The technology has been a team effort between Draper and Howard Hughes Medical Institute (HHMI) at Janelia Farm to create new optogenetic tools that send guidance commands from the backpack to special 'steering' neurons inside the dragonfly nerve cord.

Research at HHMI, led by Anthony Leonardo, Janelia Research Campus group leader, has led to a deeper understanding of ‘steering’ neurons in the nervous system of the dragonfly that control flight. HHMI is applying techniques in synthetic biology to make these ‘steering’ neurons sensitive to light by inserting genes similar to those naturally found in the eye.  

Draper is developing tiny optical structures – called optrodes – that can activate the special ‘steering’ neurons with pulses of light piped into the nerve cord from the dragonfly’s backpack.
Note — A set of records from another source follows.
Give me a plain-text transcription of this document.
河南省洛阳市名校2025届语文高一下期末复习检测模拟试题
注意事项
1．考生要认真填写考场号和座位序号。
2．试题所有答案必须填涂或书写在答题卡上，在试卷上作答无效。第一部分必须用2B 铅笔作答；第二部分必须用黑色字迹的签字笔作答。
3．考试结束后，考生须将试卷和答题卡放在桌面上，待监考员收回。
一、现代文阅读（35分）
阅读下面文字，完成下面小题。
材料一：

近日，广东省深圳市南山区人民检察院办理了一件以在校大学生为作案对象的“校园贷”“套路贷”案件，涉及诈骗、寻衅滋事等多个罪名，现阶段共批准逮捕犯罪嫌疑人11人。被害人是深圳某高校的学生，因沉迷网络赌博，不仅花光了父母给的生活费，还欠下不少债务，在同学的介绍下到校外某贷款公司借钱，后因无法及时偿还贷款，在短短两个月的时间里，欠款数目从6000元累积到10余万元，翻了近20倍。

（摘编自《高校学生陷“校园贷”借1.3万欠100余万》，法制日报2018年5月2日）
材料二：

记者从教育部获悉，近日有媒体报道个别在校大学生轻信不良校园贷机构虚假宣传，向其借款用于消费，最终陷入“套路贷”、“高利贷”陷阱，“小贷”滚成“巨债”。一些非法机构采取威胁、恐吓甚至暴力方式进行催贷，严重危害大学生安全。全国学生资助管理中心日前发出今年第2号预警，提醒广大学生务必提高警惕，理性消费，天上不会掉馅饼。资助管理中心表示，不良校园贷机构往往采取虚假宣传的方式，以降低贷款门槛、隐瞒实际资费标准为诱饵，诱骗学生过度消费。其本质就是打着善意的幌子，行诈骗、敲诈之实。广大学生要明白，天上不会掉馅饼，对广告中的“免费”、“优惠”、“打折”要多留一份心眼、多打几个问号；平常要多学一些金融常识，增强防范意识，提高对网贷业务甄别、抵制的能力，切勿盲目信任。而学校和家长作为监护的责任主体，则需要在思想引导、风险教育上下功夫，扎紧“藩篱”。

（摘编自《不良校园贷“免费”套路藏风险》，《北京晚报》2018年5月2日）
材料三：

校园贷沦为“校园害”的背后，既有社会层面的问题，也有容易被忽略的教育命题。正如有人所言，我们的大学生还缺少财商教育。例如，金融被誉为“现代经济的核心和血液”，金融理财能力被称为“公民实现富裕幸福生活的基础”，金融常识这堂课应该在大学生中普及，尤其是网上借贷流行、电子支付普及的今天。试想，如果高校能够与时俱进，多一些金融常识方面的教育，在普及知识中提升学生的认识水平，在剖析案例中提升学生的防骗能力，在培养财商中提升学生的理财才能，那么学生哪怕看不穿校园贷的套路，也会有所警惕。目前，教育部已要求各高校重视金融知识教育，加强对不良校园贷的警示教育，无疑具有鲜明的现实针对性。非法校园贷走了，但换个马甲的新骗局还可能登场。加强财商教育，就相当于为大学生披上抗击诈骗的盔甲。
Traditional optical fibers are too stiff to be wrapped around the tiny dragonfly nerve cord, so Draper developed innovative flexible optrodes that can bend light around sub-millimeter turns. These enable precise and targeted neural activation without disrupting the thousands of nearby neurons.  

“Someday these same tools could advance medical treatments in humans, resulting in more effective therapies with fewer side effects,” Wheeler said. “Our flexible optrode technology provides a new solution to enable miniaturized diagnostics, safely access smaller neural targets and deliver higher precision therapies.”

Draper’s work on the DragonflEye programme builds on its legacy in autonomous systems, microsystems, biomedical solutions and materials engineering and microfabrication. This deep expertise extended previous Janelia work in energy harvesting and miniaturisation to create the insect-scale autonomous navigation and neuromodulation system.

DragonflEye provides opportunities to put technology on some of nature’s most agile insects. For instance, honeybees, whose population has collapsed by half in the last 25 years, could be equipped with Draper’s technology to assist with pollination. One of nature’s greatest pollinators, honeybees contribute more than $15 billion to the value of US agriculture every year.

Draper’s tiny guidance system could help stem the loss of pollinators by monitoring their flight patterns, migration and overall health.